А между прочим, вокруг меня в этот день происходили события, на которые, будь я в здравом уме, следовало бы обратить внимание: куда-то за черту города тянулся поток стариков и детей, проезжали телеги с убогим скарбом, плелись навьюченные ослики и к обычному запаху грозненской пыли примешивался сладковатый и ядовитый запах дыма - во время одного из разведывательных налетов немцы бросили зажигательную бомбу в нефтяной резервуар и вот уже третьи сутки над городом и днем и ночью стояло невысокое радужное зарево.

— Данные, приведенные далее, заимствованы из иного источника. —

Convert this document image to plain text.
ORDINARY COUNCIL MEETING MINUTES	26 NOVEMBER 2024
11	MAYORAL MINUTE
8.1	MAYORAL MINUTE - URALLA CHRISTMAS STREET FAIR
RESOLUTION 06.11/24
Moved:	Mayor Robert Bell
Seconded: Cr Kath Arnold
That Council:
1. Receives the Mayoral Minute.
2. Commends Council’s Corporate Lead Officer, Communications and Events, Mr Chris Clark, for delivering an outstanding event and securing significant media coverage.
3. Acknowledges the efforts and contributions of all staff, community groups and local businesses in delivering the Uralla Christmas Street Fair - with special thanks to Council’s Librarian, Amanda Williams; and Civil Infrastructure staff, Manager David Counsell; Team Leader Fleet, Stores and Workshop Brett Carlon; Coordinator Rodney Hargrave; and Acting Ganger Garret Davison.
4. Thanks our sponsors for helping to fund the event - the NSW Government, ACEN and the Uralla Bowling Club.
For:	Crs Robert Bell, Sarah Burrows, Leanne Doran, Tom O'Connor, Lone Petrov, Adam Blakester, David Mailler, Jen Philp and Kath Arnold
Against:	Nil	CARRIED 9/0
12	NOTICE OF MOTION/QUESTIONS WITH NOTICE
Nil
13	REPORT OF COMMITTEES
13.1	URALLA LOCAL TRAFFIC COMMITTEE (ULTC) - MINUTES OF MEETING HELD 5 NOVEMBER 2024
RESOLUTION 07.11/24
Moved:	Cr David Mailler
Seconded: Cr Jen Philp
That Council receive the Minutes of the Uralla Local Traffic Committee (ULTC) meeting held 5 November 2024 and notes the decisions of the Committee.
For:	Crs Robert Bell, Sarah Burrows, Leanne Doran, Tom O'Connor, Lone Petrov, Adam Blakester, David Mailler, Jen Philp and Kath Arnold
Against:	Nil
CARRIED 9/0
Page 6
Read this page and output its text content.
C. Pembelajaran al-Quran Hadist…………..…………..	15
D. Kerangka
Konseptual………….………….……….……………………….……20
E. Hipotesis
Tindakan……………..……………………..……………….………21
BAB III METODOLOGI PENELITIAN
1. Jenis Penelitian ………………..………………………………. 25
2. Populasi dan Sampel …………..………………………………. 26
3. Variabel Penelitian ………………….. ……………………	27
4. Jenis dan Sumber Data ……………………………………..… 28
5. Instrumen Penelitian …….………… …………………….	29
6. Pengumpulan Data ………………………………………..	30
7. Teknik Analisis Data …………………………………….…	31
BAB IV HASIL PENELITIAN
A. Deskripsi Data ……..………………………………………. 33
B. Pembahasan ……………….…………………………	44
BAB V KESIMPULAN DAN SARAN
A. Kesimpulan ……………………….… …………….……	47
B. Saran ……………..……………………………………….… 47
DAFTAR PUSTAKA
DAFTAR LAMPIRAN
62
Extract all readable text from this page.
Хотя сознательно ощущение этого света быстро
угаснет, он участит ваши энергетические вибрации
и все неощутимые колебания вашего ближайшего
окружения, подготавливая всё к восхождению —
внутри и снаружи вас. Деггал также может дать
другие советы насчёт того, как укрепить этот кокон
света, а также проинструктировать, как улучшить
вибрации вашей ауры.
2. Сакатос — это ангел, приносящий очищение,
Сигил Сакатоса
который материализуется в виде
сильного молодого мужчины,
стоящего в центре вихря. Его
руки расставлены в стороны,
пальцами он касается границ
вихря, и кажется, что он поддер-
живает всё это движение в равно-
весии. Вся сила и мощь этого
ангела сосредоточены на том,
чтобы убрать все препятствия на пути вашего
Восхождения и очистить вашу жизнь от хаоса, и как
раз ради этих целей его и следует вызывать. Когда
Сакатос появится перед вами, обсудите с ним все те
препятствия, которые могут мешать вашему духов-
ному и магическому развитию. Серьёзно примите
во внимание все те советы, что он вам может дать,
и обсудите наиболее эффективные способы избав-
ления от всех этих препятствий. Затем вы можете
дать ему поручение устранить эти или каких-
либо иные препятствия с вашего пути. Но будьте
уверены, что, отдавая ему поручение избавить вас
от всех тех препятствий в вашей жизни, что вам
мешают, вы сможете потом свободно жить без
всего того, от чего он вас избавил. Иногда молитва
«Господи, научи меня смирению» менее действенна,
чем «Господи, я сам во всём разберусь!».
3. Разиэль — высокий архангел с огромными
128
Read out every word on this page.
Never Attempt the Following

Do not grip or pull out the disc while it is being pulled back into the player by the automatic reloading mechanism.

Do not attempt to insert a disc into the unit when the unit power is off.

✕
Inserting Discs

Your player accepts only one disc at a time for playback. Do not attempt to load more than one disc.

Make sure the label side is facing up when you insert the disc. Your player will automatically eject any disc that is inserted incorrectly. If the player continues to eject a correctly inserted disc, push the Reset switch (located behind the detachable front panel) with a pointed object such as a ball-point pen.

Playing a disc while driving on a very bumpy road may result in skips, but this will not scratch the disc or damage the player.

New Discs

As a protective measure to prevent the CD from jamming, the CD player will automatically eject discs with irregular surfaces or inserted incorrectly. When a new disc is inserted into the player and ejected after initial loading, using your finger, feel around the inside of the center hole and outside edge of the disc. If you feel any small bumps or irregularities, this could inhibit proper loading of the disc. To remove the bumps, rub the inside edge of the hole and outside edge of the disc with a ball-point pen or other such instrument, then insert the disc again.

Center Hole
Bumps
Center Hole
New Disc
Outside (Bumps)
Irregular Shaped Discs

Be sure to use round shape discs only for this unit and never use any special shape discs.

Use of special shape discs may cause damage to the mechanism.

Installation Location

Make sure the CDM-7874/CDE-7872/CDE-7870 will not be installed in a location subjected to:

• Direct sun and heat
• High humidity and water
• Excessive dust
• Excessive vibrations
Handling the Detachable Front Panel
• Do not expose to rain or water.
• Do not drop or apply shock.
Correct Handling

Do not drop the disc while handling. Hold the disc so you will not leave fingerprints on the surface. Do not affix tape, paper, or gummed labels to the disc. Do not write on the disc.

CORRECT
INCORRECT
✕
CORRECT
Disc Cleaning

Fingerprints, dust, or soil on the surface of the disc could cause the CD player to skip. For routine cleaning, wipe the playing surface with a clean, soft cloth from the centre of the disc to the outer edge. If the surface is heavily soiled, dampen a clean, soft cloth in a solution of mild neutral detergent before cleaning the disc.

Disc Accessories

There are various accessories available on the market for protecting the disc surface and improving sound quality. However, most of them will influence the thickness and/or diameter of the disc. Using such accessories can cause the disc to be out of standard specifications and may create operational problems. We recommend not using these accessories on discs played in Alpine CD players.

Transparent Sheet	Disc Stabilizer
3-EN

Вечером пошел дождь. Лаяли собаки - безостановочно и надсадно.
В сотый раз я оглядел свою комнату: в центре стола красовался тыквенный пирог, цветы я расставил по всем углам и зажег свечи.
Тогда еще не было написано замечательное стихотворение Пастернака, еще не пришла мода ужинать при свечах - просто свет в городе вырубали в девять часов вечера, а керосиновая лампа стоила на рынке целое состояние.
Я ходил по комнате и сочинял для Юли стихи.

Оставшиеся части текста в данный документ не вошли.